One of the things I love about our independent Senator Sanders, is that he marches unafraid into territory that most politicians avoid like the plague.
This week, that march has led him right up to the cooling heels of America’s wealthiest inheritors.
Sanders is boldly proposing a new estate tax, to be levied only on the top .25% wealthiest Americans. Not 25% (as you will no doubt hear misquoted in right-wing media) but point-two-five-percent.
The new tax would effect only a tiny number of uber-wealthy individuals, but has the potential to provide enormous resources with which to address the economic and social blight produced by growing income inequity in the U.S.
Sanders said the fairest way to reduce wealth inequality, lower the $17 trillion national debt and pay for investments in infrastructure, education and other neglected national priorities would be to enact a progressive estate tax on the wealthiest Americans, the top 0.25 percent.
Under his proposal, 99.75 percent of Americans would not pay a penny more in estate taxes.

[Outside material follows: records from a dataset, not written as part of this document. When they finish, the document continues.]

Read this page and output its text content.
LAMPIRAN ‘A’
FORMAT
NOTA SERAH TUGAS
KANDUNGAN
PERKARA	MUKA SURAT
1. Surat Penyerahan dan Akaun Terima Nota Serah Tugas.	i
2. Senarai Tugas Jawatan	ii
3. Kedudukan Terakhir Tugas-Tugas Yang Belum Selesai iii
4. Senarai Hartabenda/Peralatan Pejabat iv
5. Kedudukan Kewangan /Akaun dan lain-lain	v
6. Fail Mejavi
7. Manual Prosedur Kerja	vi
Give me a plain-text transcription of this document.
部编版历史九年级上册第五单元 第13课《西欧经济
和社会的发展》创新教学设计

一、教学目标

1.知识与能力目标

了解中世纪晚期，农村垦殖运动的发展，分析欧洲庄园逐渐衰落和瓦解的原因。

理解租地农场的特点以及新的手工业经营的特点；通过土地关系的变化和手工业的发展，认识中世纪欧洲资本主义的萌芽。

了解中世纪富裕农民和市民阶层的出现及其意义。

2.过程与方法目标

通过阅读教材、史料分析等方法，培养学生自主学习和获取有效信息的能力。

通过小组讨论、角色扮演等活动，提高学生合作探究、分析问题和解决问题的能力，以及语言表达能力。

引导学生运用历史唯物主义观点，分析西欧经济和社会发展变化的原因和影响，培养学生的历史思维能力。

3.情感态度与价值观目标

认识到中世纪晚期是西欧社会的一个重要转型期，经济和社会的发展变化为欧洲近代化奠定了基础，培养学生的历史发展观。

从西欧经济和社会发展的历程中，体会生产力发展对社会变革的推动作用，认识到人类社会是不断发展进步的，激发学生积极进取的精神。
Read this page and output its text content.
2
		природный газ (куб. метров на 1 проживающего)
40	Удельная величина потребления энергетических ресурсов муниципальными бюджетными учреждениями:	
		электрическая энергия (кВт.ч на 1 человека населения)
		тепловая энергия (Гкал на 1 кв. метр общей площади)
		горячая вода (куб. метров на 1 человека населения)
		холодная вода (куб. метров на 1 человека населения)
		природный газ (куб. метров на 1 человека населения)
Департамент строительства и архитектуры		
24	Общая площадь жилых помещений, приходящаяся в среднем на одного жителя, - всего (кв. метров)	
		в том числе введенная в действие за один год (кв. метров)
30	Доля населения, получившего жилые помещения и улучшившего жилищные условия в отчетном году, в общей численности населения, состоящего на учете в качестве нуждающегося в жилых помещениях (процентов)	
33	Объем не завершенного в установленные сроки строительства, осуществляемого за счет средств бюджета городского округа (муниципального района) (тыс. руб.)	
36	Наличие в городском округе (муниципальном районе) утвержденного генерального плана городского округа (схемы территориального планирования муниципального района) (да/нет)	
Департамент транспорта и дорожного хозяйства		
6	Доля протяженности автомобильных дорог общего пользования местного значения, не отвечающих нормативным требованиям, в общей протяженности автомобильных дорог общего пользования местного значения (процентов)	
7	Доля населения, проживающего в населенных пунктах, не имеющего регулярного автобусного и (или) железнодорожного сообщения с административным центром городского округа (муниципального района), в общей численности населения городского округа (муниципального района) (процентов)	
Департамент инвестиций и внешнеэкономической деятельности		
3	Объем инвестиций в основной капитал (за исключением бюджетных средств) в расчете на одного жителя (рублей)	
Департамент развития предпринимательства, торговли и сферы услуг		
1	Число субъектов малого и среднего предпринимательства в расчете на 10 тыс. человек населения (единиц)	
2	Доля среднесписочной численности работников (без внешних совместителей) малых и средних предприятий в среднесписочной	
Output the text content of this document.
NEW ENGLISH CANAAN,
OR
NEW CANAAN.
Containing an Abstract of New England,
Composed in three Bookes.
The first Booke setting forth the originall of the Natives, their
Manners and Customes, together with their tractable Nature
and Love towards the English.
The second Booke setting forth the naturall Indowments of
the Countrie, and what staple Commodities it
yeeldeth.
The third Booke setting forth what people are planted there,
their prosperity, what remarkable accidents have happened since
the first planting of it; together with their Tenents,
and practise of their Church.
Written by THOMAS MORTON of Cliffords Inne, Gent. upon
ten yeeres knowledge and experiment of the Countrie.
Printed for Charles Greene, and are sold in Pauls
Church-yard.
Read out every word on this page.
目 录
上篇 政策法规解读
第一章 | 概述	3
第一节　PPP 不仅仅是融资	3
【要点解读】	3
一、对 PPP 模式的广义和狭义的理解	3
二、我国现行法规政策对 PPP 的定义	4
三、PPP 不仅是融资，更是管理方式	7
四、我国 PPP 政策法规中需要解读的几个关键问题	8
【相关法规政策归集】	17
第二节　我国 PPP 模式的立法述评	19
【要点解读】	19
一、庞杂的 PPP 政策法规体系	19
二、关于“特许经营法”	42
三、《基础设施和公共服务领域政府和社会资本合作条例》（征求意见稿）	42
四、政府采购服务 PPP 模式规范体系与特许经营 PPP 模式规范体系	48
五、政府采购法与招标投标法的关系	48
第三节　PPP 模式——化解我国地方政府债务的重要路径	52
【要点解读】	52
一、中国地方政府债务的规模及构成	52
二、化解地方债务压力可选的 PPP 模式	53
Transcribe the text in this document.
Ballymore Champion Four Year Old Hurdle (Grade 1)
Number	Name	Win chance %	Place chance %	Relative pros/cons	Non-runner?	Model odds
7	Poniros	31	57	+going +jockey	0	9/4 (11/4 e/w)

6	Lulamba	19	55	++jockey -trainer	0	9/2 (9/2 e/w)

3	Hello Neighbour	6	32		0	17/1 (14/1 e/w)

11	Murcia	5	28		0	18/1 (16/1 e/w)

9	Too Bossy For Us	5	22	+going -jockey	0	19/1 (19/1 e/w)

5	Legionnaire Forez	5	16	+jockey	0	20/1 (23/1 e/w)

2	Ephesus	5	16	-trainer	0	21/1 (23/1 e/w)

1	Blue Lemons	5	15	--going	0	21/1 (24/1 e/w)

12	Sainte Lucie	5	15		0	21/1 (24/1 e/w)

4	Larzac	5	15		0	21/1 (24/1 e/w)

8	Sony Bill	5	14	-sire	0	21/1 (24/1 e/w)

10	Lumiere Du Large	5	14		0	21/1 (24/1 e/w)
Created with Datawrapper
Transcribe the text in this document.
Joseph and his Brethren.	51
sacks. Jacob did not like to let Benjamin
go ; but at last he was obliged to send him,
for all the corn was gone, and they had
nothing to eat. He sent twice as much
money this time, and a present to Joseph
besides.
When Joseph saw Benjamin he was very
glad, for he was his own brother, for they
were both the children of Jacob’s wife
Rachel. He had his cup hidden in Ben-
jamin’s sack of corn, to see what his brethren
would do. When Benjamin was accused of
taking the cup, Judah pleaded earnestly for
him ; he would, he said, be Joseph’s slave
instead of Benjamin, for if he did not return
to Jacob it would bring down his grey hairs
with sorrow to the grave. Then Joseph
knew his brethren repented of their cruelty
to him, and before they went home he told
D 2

The idea has won praise from some top economists, including former U.S. Dept. of Labor Secretary, Robert Reich, who observes that:
America “is creating an aristocracy of wealth populated by heirs who don’t have to work for a living yet have great influence over how the nation’s productive assets are deployed,”.
and calls the proposed estate tax bill:
“a welcome step toward reversing this trend.”
In calling for the new “wealth tax”, Sen. Sanders pointed to the fact that U.S. income inequity is now greater than it was in 1928, on the brink of the market crash and Great Depression.
The richest 400 Americans have amassed more than $2 trillion in wealth, a sum greater than all of the assets of the bottom 150 million Americans combined. One family, the Waltons of Wal-Mart fame, owns more wealth than the bottom 40 percent of Americans.
It remains to be seen whether or not today’s baronial class of Americans will recognize that their own best interests will be served if they accept greater responsibility to support the nation that has allowed their wealth to grow exponentially.
Their forebears cooperated pragmatically a century ago when building a social safety net was undertaken. If not necessarily cognizant of the economic “big picture,” they nevertheless recognized the peril to civil society that extreme income inequality represented.
Post Citizens United, will the well-oiled machine of outrage and denial be allowed to completely drown out the voice of reason? If so, it will be at the peril of American democracy itself.